Certamente, a ignorância e a alienação relacionada ao uso de substâncias alteradoras de consciência continua ganhando espaço, especialmente em um mundo de valores baseados na competição e na satisfação pessoal individual, confuso e carente, desesperado e desconectado de si e do Todo. Entretanto, certamente ganha espaço também a noção do avanço, atingido pelo outro lado da moeda, pelos indivíduos e coletivos embarcando em heróicas jornadas, com intuitos elevados. Eles vêm de todas as tribos, são Artistas, Cientistas, Neo-xamãs, Homens e Mulheres de Espírito Livre que, por diversas razões, tornaram-se os Bandeirantes da Consciência Planetária. Aplicando a sabedoria de gerações anteriores, aprendendo a dosar devidamente a viagem, desenvolvendo novas escolas para o corpo e para a alma; a geração atual dos exploradores da consciência foca uma nova luz sobre as questões fundamentais da filosofia, da psicologia e da espiritualidade.

Evolui principalmente a liberdade de expressão e debate, trazendo à pauta o uso de alteradores de consciência em acordo com as leis nacionais. Afinal, por que fadar eternamente à ilegalidade as moléculas mágicas, ainda incompreendidas pela humanidade? Primeiras respostas a tais questões já possuem corpo e voz; um exemplo é a Marcha da Maconha, que almeja uma legalização embasada social e cientificamente. Outro caso, é da Igreja do Santo Daime e de instituições similares, trabalhabdi dentro da lei com os elementos de transcendência, cura e expansão espiritual, através do DMT. O uso da Ayahuasca, aliás, é um assunto que merece detalhamento, e por isso iremos retornar a ele na próxima Coluna.

Mestre Irineu

Mestre Irineu

Talvez um dia, atingir o estado de Unidade com a Totalidade do Universo, não seja mais considerado um ato de loucura, alienação ou desprezo pelas autoridades.
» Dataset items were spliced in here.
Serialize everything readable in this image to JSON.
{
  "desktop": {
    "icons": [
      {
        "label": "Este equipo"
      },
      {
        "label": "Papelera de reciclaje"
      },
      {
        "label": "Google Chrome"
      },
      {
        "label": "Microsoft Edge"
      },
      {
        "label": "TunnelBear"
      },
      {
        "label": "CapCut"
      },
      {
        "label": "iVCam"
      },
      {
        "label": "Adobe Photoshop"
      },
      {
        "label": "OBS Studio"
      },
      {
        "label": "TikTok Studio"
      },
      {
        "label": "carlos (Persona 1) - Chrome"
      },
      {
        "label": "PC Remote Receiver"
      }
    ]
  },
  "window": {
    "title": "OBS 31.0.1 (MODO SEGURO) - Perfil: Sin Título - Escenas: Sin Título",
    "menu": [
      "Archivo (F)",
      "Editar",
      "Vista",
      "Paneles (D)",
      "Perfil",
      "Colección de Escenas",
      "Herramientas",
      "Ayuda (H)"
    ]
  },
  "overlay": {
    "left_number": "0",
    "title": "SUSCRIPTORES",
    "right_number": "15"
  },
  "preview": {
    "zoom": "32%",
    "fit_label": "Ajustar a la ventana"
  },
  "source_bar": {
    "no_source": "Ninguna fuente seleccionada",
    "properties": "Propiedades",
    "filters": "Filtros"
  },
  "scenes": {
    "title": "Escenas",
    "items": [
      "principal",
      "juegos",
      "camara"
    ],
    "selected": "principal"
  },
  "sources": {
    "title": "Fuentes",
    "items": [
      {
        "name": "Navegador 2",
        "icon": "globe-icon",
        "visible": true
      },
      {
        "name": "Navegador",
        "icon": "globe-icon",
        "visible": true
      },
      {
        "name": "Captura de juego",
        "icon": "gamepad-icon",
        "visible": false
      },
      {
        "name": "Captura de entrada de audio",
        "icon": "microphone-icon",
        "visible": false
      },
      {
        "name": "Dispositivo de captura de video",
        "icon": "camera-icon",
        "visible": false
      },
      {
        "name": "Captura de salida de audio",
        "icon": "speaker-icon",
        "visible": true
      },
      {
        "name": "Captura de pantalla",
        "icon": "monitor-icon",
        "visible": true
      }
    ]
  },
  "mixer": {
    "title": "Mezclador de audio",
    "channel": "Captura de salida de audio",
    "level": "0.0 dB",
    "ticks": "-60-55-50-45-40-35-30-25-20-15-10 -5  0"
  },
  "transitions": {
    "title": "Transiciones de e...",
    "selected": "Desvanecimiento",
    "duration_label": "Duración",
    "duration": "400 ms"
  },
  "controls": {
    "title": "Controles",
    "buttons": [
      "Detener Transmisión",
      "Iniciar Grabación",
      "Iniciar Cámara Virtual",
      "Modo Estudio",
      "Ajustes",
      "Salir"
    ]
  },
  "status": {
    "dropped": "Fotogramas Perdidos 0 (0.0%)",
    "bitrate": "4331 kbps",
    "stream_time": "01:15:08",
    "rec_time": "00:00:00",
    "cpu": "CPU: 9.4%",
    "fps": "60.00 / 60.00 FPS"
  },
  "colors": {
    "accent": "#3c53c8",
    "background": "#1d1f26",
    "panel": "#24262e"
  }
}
Até lá, a complexidade da questão se desdobra em julgamentos de valor e conflitos ideológicos. Até que chegue, ou não, esse dia utópico de harmonia e liberdade, todos que sintam o chamado de tais experiências, terão de lidar com os encalços da desinformação e do preconceito. Seja como for, os obstáculos não os impedirão de seguir as trilhas astrais, em busca de verdades cósmicas.

Pessoalmente falando, desejo sempre um Renascimento em meio à Natureza, longe do zumbido incessante da cidade grande, fria e tão concreta. E é por isso que peço: uma pílula vermelha para viagem, por favor.